Understatement of shares

According to the investigation of ED, Red Chilies Enterprises Pvt. Ltd (RCEPL), a fully owned company of Khan and his wife Gauri, formed a company named Knight Riders Sports Ltd (KRSPL) for the purpose of acquiring the KKR franchise in 2008.

KRSPL issued Rs 2 crore shares after the initial success of the IPL. Rs 50 lacs shares were bought by The Sea Island Investment Ltd (TSIIL), a company operated by Jay Mehta, the husband of Juhi Chawla. Rs 40 lacs shares were procured by Juhi which were later sold to TSIIL. All these shares were issued at a par value of Rs 10 per share whereas the original market value of these shares was much higher, ranging between Rs 86-99 per share.

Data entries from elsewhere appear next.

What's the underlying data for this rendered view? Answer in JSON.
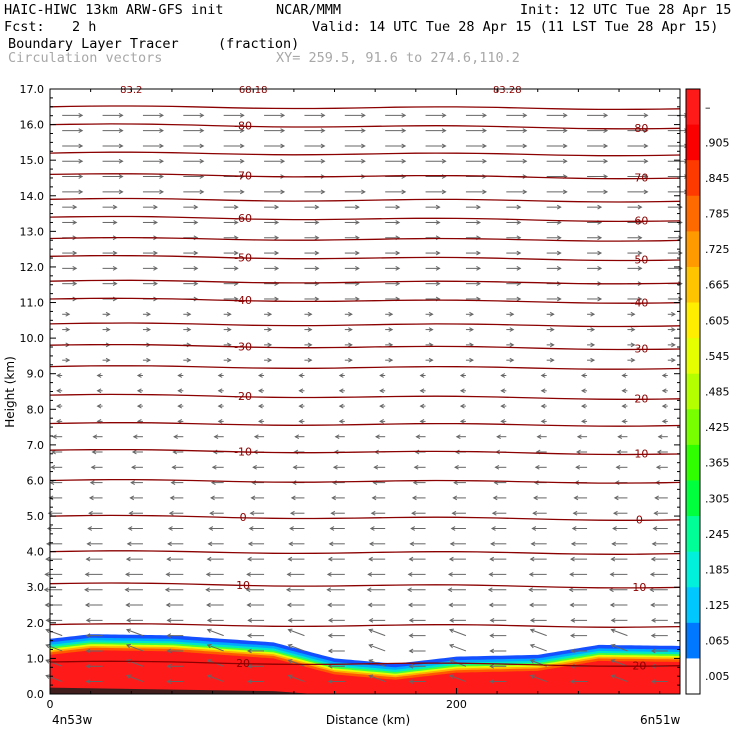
{
  "header": {
    "model": "HAIC-HIWC 13km ARW-GFS init",
    "org": "NCAR/MMM",
    "init": "Init: 12 UTC Tue 28 Apr 15",
    "fcst_label": "Fcst:",
    "fcst_value": "2 h",
    "valid": "Valid: 14 UTC Tue 28 Apr 15 (11 LST Tue 28 Apr 15)",
    "field": "Boundary Layer Tracer",
    "field_units": "(fraction)",
    "vectors": "Circulation vectors",
    "xy": "XY= 259.5, 91.6 to 274.6,110.2"
  },
  "chart_data": {
    "type": "heatmap",
    "title": "Boundary Layer Tracer",
    "units": "fraction",
    "xlabel": "Distance (km)",
    "ylabel": "Height (km)",
    "x_range": [
      0,
      310
    ],
    "ylim": [
      0.0,
      17.0
    ],
    "x_ticks": [
      0,
      200
    ],
    "x_end_labels": [
      "4n53w",
      "6n51w"
    ],
    "y_ticks": [
      "0.0",
      "1.0",
      "2.0",
      "3.0",
      "4.0",
      "5.0",
      "6.0",
      "7.0",
      "8.0",
      "9.0",
      "10.0",
      "11.0",
      "12.0",
      "13.0",
      "14.0",
      "15.0",
      "16.0",
      "17.0"
    ],
    "colorbar": {
      "labels": [
        "–",
        ".905",
        ".845",
        ".785",
        ".725",
        ".665",
        ".605",
        ".545",
        ".485",
        ".425",
        ".365",
        ".305",
        ".245",
        ".185",
        ".125",
        ".065",
        ".005"
      ],
      "colors": [
        "#ff1a1a",
        "#fa0000",
        "#ff3a00",
        "#ff6a00",
        "#ff9a00",
        "#ffc400",
        "#ffee00",
        "#e6ff00",
        "#b4ff00",
        "#78ff00",
        "#30ff00",
        "#00ff3c",
        "#00ff96",
        "#00f0dc",
        "#00c8ff",
        "#0078ff",
        "#ffffff"
      ]
    },
    "tracer_top_km": {
      "x": [
        0,
        20,
        60,
        110,
        140,
        170,
        200,
        240,
        270,
        310
      ],
      "top": [
        1.55,
        1.68,
        1.65,
        1.45,
        1.0,
        0.85,
        1.05,
        1.1,
        1.38,
        1.35
      ]
    },
    "isotherms_c": [
      {
        "label": "20",
        "y_km": 0.9
      },
      {
        "label": "10",
        "y_km": 3.1
      },
      {
        "label": "0",
        "y_km": 5.0
      },
      {
        "label": "-10",
        "y_km": 6.85
      },
      {
        "label": "-20",
        "y_km": 8.4
      },
      {
        "label": "-30",
        "y_km": 9.8
      },
      {
        "label": "-40",
        "y_km": 11.1
      },
      {
        "label": "-50",
        "y_km": 12.3
      },
      {
        "label": "-60",
        "y_km": 13.4
      },
      {
        "label": "-70",
        "y_km": 14.6
      },
      {
        "label": "-80",
        "y_km": 16.0
      }
    ],
    "extra_isotherms_km": [
      1.95,
      4.0,
      6.0,
      7.6,
      9.2,
      10.4,
      11.6,
      12.8,
      13.9,
      15.2,
      16.5
    ],
    "top_labels": [
      "83.2",
      "68.18",
      "83.28"
    ],
    "vectors_note": "Circulation vectors"
  }
}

ED will now take action against all stakeholders for deliberately understating the share values.

In their defence, the KRSPL has been fighting the case stating that they computed the share issuance under net asset value method (NAV) prescribed under FEMA, 1999.

A decision on the said matter will be taken in due course of time and KRSPL in all likelihood are set to pay a penalty for understating the value of the shares.